The current batch of in-calf heifers are all clear, so the pressure has eased once again, although the recent test saw anxiety levels in the stratosphere until the last animal ran down the crush.

Less fortunate

Other farmers in our immediate area have been less fortunate, with sizeable percentages of their dairy cows being removed.

I have to say that, much as I love all forms of wildlife, I consider badgers to be a huge contributing factor in the whole TB discussion. I readily admit that this is based mostly on anecdotal evidence, but this in turn was arrived at from listening to stories from farmers who I know to be honest, decent people, incapable of stating anything except factual testimony.

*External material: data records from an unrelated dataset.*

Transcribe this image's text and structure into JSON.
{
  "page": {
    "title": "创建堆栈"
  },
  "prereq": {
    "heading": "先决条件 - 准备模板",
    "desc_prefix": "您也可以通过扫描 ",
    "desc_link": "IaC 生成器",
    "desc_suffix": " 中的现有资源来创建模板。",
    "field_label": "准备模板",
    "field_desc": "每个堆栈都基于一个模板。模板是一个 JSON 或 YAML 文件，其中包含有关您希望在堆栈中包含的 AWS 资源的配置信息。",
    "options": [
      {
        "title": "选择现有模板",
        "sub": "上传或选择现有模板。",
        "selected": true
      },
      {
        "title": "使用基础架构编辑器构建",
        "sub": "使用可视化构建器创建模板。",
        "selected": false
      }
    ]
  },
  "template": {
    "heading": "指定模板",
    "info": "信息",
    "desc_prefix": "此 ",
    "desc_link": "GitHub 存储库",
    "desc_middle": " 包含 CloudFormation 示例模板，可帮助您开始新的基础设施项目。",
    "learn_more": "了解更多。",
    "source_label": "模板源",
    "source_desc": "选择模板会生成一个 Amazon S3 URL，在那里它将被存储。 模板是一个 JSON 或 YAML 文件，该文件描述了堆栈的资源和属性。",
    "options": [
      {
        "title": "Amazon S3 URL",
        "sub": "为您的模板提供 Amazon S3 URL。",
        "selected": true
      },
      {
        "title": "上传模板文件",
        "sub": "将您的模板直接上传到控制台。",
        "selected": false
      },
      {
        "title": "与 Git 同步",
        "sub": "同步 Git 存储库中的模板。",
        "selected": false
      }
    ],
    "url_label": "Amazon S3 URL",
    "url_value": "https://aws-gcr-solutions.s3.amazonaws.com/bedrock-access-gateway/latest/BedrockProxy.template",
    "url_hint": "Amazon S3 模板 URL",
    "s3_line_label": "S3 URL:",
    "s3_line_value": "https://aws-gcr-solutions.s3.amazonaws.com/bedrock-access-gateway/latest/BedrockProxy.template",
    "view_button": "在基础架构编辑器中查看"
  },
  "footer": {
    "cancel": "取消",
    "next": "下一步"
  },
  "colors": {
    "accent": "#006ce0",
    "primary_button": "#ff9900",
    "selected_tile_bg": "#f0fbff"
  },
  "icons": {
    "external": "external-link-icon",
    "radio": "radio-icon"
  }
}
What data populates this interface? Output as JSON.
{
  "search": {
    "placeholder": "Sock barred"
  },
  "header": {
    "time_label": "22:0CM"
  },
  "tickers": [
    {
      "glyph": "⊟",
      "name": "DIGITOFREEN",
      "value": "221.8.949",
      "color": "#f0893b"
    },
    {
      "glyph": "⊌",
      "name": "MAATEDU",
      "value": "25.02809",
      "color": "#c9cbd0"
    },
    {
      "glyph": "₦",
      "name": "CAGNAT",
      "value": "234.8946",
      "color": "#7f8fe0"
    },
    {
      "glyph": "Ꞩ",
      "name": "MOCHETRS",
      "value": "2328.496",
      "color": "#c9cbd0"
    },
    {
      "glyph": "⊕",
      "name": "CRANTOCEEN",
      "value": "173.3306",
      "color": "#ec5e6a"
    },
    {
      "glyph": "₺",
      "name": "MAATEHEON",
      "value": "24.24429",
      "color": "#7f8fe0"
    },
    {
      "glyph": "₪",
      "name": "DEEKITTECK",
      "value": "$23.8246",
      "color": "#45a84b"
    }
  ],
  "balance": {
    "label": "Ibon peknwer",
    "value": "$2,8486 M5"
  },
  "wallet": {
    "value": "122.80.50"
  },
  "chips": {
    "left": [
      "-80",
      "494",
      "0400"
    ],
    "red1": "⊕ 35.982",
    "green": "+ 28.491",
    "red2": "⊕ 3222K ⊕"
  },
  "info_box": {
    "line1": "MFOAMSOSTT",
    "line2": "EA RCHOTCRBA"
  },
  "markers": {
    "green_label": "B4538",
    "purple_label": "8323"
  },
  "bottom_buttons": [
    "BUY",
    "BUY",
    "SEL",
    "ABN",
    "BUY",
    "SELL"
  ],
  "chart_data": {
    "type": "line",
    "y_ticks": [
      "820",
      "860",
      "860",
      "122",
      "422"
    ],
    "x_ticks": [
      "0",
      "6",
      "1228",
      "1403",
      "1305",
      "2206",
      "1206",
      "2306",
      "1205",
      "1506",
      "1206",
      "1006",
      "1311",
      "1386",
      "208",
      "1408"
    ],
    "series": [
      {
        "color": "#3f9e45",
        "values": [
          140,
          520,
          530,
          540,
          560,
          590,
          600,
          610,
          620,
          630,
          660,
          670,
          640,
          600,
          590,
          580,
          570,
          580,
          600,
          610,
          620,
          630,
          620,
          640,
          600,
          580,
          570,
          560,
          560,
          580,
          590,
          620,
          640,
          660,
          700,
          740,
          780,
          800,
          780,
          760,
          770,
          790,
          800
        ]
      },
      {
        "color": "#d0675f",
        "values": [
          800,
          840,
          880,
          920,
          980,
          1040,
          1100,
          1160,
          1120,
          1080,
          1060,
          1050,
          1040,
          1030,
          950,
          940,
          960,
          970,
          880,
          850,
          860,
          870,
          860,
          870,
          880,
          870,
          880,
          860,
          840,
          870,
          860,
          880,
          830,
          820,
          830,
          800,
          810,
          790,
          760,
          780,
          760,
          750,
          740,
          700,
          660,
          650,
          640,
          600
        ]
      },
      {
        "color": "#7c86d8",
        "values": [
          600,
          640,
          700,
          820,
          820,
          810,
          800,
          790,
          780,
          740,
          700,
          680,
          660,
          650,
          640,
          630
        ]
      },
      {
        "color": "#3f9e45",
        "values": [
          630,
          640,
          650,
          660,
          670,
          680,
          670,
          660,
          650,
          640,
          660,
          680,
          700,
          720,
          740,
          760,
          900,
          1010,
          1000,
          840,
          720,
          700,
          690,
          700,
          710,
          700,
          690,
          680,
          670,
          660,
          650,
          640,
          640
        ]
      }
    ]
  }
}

In short, where someone has had a bad outbreak of TB, too often there are also high numbers of badgers in the vicinity.

Compensation

Equally, I have little doubt that some of the more drastic proposals (the ones that farmers are roaring their objection to) would possibly lower the incidences.

I suspect that dropping compensation amounts for reactor animals might result in farmers being more vigilant about fencing cattle out of certain areas, or being slightly more cautious about renting land that was close to a TB hotspot.

However, pushing farmers into a tight corner too quickly could backfire on the protagonists, with some unscrupulous individuals taking the law into their own hands. That point, however unsavoury, must be borne in mind.

Shift blame

Maybe we should try shifting the blame in another direction.

Children’s story books, nursery rhymes, and The Wind in The Willows, have all portrayed dear old Badger Brock as a lovable character, shuffling harmlessly around perfect woodland habitats, with never a word of him leaving a trail of infective spores wherever he roams.

Let’s face it, if you replaced a badger with a rat, would anyone care if every one of them was obliterated from the face of the earth?